Putting wings on a caterpillar does not make it a butterfly…

Shiv Sengupta

Shiv is a lone but wise voice in the so-called spiritual industry. I always enjoy the way he punctures what Ordinary Mind Zendo’s Barry Magid calls our ‘curative fantasies’.

He reminds us, above all, of the full breadth and depth of our humanity – everything included, nothing left out.

I’m suspicious of claims of ‘our true nature’ good or bad, but particularly when it is stated as fact that fundamentally ‘we are love.’

Unless you’re in the depths of delusion or simply not being honest with yourself, this is just a delightful (curative) fantasy.
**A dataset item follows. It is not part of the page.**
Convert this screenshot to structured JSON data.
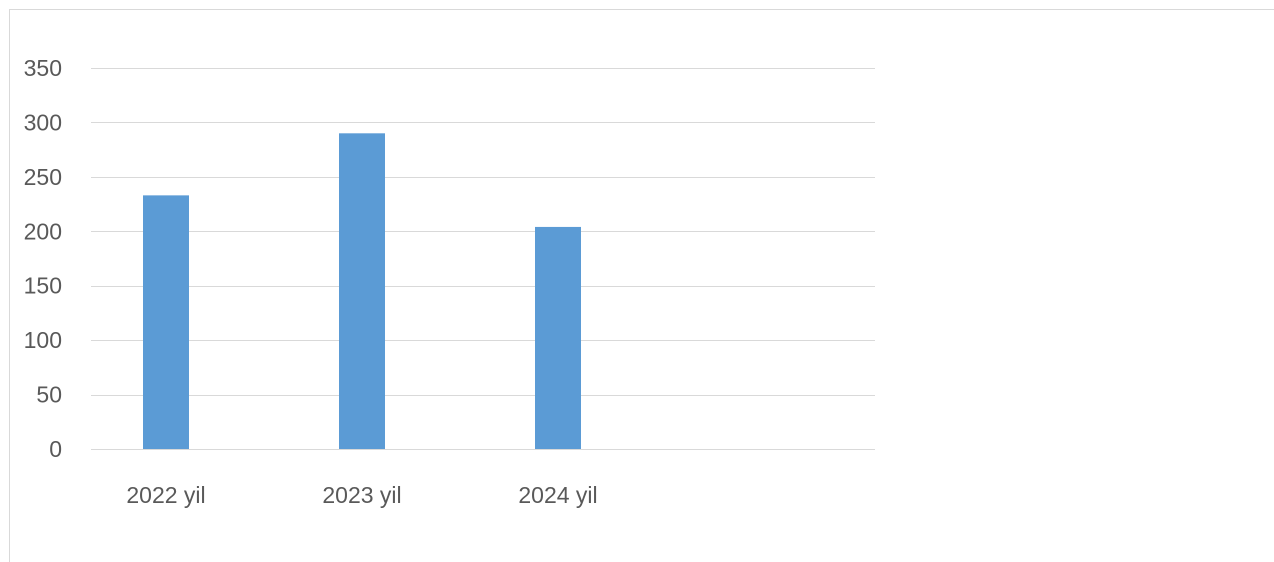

Somewhere along the way, you realize that no one will teach you how to live your own life — not your parents or your idols, not the philosophers or the poets, not your liberal arts education or your twelve-step program, not church or therapy or Tolstoy. No matter how valuable any of that guidance, how pertinent any of that wisdom, in the end you discover that you make the path of life only by walking it with your own two feet under the overstory of your own consciousness — that singular miracle never repeated in all the history and future of the universe, never fully articulable to another.

Maria Popova

It is inarguably true that I exist. That I am. The mind’s response to this fundamental fact is to miniaturize it, to make it absurd, to say ‘I am a body.’ The belief that I am a body is the First Mistake. From the chalice of this mistake are poured a thousand others. That life begins and ends, for example, just as the time-bound body begins and ends. Obviously, life is timeless. It has no beginning and no end, and despite what Oprah says, no one lives a life. We are life.